A Federal Energy Regulatory Commission official in a May 17 letter to PJM Interconnection accepted PJM’s notice that an Interconnection Service Agreement (ISA) for a coal-fired project had been terminated.
PJM notified FERC of the cancellation of the ISA entered into among PJM, Wellington Development-WDVT LLC and West Penn Power d/b/a Allegheny Power. “The Wellington ISA is being cancelled because Wellington informed PJM that it was no longer pursuing its project and it asked to be withdrawn from the interconnection queue,” said the PJM filing.

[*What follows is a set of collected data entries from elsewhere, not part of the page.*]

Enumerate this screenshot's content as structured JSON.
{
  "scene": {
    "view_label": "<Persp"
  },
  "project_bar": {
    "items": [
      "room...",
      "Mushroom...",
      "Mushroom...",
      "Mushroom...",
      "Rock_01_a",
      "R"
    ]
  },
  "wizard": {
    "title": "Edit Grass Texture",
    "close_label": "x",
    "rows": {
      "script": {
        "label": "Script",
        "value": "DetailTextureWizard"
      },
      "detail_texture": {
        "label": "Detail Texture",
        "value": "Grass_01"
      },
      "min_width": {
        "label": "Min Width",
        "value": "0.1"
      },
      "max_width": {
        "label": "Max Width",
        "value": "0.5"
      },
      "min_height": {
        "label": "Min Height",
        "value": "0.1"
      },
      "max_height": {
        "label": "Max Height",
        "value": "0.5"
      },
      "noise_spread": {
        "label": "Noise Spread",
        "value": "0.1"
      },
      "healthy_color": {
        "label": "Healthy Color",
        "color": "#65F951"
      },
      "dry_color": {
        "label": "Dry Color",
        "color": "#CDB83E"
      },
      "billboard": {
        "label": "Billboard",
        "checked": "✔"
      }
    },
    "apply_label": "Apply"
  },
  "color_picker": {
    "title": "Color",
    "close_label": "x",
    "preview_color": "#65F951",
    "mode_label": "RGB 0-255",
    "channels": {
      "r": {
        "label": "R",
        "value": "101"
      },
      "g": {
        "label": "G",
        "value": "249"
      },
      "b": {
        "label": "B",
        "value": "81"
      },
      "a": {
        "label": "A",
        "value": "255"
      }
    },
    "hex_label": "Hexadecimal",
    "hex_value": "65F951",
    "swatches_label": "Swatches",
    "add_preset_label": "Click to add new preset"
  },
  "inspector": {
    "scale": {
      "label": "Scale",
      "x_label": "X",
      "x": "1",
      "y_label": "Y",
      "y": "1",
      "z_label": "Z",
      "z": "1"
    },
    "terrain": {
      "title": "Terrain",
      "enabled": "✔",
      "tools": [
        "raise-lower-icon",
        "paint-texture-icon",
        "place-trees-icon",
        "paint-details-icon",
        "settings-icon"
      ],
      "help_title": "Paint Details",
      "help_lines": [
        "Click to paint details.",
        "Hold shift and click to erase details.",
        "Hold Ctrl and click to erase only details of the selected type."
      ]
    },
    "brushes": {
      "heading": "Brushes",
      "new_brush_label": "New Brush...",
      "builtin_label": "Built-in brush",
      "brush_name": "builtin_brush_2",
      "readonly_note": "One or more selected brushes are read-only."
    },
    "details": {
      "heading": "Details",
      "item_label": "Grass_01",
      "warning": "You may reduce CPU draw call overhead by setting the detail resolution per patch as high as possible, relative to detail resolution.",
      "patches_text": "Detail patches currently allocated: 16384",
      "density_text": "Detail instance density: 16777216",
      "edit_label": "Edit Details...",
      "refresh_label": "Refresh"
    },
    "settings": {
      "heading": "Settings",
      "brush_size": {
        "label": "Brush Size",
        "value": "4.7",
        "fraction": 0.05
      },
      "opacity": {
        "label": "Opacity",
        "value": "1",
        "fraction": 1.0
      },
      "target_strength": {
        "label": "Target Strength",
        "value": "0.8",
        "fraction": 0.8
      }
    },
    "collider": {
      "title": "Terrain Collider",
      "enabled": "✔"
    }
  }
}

While the PJM filing doesn’t mention anything about the details of the Wellington project, this had been one of a handful of companies last decade that had been pursuing development of power projects in Pennsylvania to be fired by waste coal. The state of Pennsylvania had been encouraging these projects since it would lead to the clean up of vast old coal waste piles in the state and the reclamation of those sites, something the state and federal governments would have to pay for otherwise.
PJM’s original September 2005 request with FERC for approval of the ISA said that Wellington was a 525-MW, coal-fired facility that was officially called the Greene Energy Resource Recovery Project.
This project would have used two waste coal-fired, circulating fluidized bed boilers and a steam generator capable of producing 580 MW (gross), to be located in Cumberland Township, Greene County, Pa.